An official of the Commission on Elections shared an advice to the public after Twitter users called the poll body’s attention about a reported tarpaulin proclaiming the supposed victory of a presidential aspirant.
A Filipino on Thursday uploaded a picture of the alleged tarpaulin which features the phrases “Panalo na si BBM” and “Formality na lang ang election sa Mayo.”
BBM is the acronym of presidential aspirant Ferdinand “Bongbong” Marcos Jr.
“As @COMELEC‘s @jabjimenez would always say, walang batas sa ganitong pambabastos sa ating electoral system,” the uploader said on Twitter, tagging the commission’s spokesperson.
“Don’t take partisan propaganda too seriously. Everyone claims victory to rally their supporters. Lahat naman nagsasabing panalo na sila — basta lang ‘wag madaya, ‘di ba?” Comelec Spokesperson James Jimenez responded in a separate tweet.
“Lahat nagsasabi pandaraya lang ang tatalo sa kanila, but in the end, it’s actual votes that count — not bravado,” he added.
Don’t take partisan propaganda too seriously. Everyone claims victory to rally their supporters. Lahat naman nagsasabing panalo na sila – basta lang wag madaya, diba? lahat nagsasabi pandaraya lang ang tatalo sa kanila, but in the end, it’s actual votes that count – not bravado.

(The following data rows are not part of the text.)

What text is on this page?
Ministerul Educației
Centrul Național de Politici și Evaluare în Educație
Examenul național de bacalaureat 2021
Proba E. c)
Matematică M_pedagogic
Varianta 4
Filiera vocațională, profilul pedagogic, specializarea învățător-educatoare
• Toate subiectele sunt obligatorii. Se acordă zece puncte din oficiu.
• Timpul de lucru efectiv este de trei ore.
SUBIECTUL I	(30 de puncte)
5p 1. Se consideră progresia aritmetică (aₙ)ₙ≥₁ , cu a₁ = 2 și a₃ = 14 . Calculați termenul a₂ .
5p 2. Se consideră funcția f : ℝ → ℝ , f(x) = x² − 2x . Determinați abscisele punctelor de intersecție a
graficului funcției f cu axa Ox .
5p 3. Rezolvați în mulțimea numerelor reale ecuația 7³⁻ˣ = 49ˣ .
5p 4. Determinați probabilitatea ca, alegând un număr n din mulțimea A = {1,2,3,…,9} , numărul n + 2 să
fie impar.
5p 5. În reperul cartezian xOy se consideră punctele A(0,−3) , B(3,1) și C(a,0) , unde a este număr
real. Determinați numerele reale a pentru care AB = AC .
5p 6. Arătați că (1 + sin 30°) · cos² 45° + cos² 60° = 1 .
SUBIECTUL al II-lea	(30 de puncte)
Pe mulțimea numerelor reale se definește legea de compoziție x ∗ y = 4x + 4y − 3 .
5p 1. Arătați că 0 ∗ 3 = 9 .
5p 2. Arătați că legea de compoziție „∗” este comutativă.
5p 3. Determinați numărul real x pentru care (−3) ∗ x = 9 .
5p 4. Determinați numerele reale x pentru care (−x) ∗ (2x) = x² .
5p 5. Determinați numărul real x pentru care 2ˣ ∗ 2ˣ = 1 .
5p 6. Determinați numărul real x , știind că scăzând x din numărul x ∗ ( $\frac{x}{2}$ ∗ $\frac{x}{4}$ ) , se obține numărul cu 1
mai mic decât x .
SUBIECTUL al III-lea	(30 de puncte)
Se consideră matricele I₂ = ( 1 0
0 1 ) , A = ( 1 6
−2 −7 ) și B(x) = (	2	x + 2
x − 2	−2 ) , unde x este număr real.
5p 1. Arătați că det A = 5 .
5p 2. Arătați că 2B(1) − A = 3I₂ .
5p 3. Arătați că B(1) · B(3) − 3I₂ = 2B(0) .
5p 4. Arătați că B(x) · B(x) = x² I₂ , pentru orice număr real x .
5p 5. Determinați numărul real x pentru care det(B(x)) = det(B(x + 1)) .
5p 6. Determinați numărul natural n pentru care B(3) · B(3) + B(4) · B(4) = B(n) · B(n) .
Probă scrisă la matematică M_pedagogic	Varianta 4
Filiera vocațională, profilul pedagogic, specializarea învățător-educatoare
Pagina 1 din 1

— James Jimenez (@jabjimenez) December 10, 2021
Some Filipino who reposted the tweet featuring the tarpaulin shared some of their speculations behind the written text.
“Worst-case scenario: May dayaan na palang nagaganap kaya ganun na lang ang paskin ng tarp,” a Twitter user claimed.
“Kasi dadayain? @COMELEC paki-disqualify nga po at nang hindi kayo bastusin. Bahagi ng kalooban ng bayan ang mga makatuwirang batas,” another online user said.
Filipinos will be voting for its new set of leaders on May 9, 2022. They will be choosing the highest official of the country who will lead the pandemic-stricken nation.
Participating in the process of selecting public officials who will run localities and the country itself is a form of reinforcing democracy in a society, according to Jimenez.
“It is significant in that simply exercising your right of suffrage connects you to the great democratic tradition of individuals taking part in their own governance,” he said in an opinion column last June.
“It is meaningful in the sense that it allows you to honor the memory of those who sacrificed much, even their very lives, so that Filipinos could enjoy the right of self-determination,” Jimenez added.
“By voting, you get the opportunity to put a government in place that will care for you, provide you opportunities for prosperity and happiness, and protect you the way you want. Voting does this because the candidates you vote for act as your representatives,” he further said before.